A nuvem negra parece ter definitivamente passado. Desde que adquiriu duas empresas de logística entre os anos de 2007 e 2009, a TNT amargava prejuízos consecutivos nos seus balanços anuais no Brasil. Mas, em 2014, pela primeira vez em sete anos, a multinacional holandesa registrou lucro no mercado brasileiro. Sem revelar os números totais, a unidade brasileira somou, até o terceiro trimestre do ano passado, cerca de R$ 850 milhões de receita e lucro operacional de R$ 10 milhões. Com a estabilidade reconquistada, a TNT Mercúrio (marca que a empresa adotou no Brasil) não quer deixar o caminhão andar de ré novamente. Para este ano, mantém os investimentos no país e, mesmo com a economia local estagnada, projeta um crescimento de um dígito no faturamento, cobrindo a inflação.

O sul se mostra parte essencial para que a estratégia de crescimento se concretize. A TNT Mercúrio possui duas unidades regionais, uma que atende o Rio Grande do Sul e outra direcionada a Santa Catarina e ao Paraná. Ambas tem previsões de crescimento de receita de 10% e 16%, respectivamente. “A malha que temos no sul é ímpar se comparado ao mercado brasileiro, este é o nosso grande diferencial”, diz Cristiano Koga (foto), diretor corporativo. A empresa atende a 73% dos municípios da região, que, por sua vez, responde com 26% do faturamento. O passado explica essa forte presença no sul: em 2007, a TNT incorporou as operações da gaúcha Expresso Mercúrio, referência nacional no segmento de logística. Da empresa, herdou, além do sobrenome na razão social, uma estrutura consolidada nos três estados da região.

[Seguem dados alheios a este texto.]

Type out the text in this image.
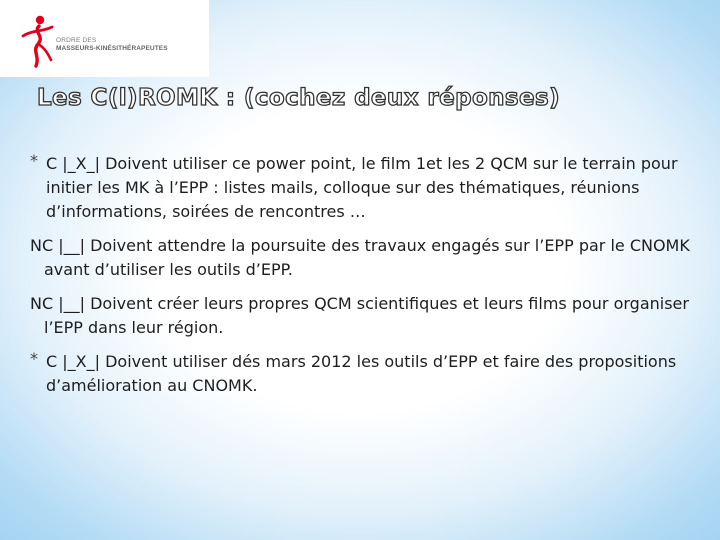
ORDRE DES
MASSEURS-KINÉSITHÉRAPEUTES
Les C(l)ROMK : (cochez deux réponses)
* C |_X_| Doivent utiliser ce power point, le film 1et les 2 QCM sur le terrain pour initier les MK à l’EPP : listes mails, colloque sur des thématiques, réunions d’informations, soirées de rencontres …
NC |__| Doivent attendre la poursuite des travaux engagés sur l’EPP par le CNOMK avant d’utiliser les outils d’EPP.
NC |__| Doivent créer leurs propres QCM scientifiques et leurs films pour organiser l’EPP dans leur région.
* C |_X_| Doivent utiliser dés mars 2012 les outils d’EPP et faire des propositions d’amélioration au CNOMK.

Mas os frutos da aquisição da operação da Mercúrio só foram colhidos recentemente. Com a compra também da paulista Expresso Araçatuba, em 2009, a TNT, até então com atuação tímida no mercado brasileiro, saltou para liderança no transporte de carga fracionada no país. O preço da conquista foi alto. A integração dos sistemas comprometeu a qualidade do atendimento e da produtividade da nova TNT, que chegou a ser colocada à venda pela matriz em 2013. “Perdemos contas grandes no Rio Grande do Sul por conta dos atrasos que começamos a ter depois da fusão”, relembra Airton Levi, gerente regional do Estado. Com a casa arrumada, a unidade brasileira chegou a representar 10% do crescimento da multinacional em 2013, reconquistando a confiança da direção global e, principalmente, a credibilidade do mercado. A transportadora trabalha agora na recuperação de contratos importantes.

Uma das estratégias adotadas para recolocar a empresa no caminho do crescimento foi investir na tecnologia e na infraestrutura das redes de transferência para focar em segmentos que demandassem uma logística de maior valor agregado, como é o caso da indústria farmacêutica, automotiva e de eletrônicos. Inclusive, Koga salienta que o segmento farmacêutico tem se mostrado bastante promissor, tendo crescido dois dígitos na participação das regionais do sul e composto, juntamente, com o calçadista, têxtil, metalúrgico e automotivo, a cartela de clientes principais da TNT Mercúrio na região.

Koga admite que o baixo ritmo do consumo brasileiro é sentido pela TNT Mercúrio, mas que a empresa não abre mão dos investimentos e metas que propôs para este ano. Nas regionais do sul, a empresa quer aumentar o volume de entregas – que hoje chega a ser de 22 milhões de unidades por ano – através da conquista de novos clientes e de novos negócios com os parceiros atuais. Em janeiro, a TNT Mercúrio anunciou o investimento de R$ 39 milhões para a renovação da frota, que exige menos manutenção e reduz gastos com combustível. Dos 351 novos veículos, 27 foram destinados a rodar pelas estradas do sul. “A TNT vem numa retomada muito forte de crescimento e de conquista de mercado. A economia brasileira tem um potencial enorme, são mais de 200 milhões de habitantes e uma classe média que continua crescendo. Nessa linha, acreditamos que o Brasil vai voltar a crescer e, quando retomar, nós estaremos muito melhor preparados”, aposta Koga.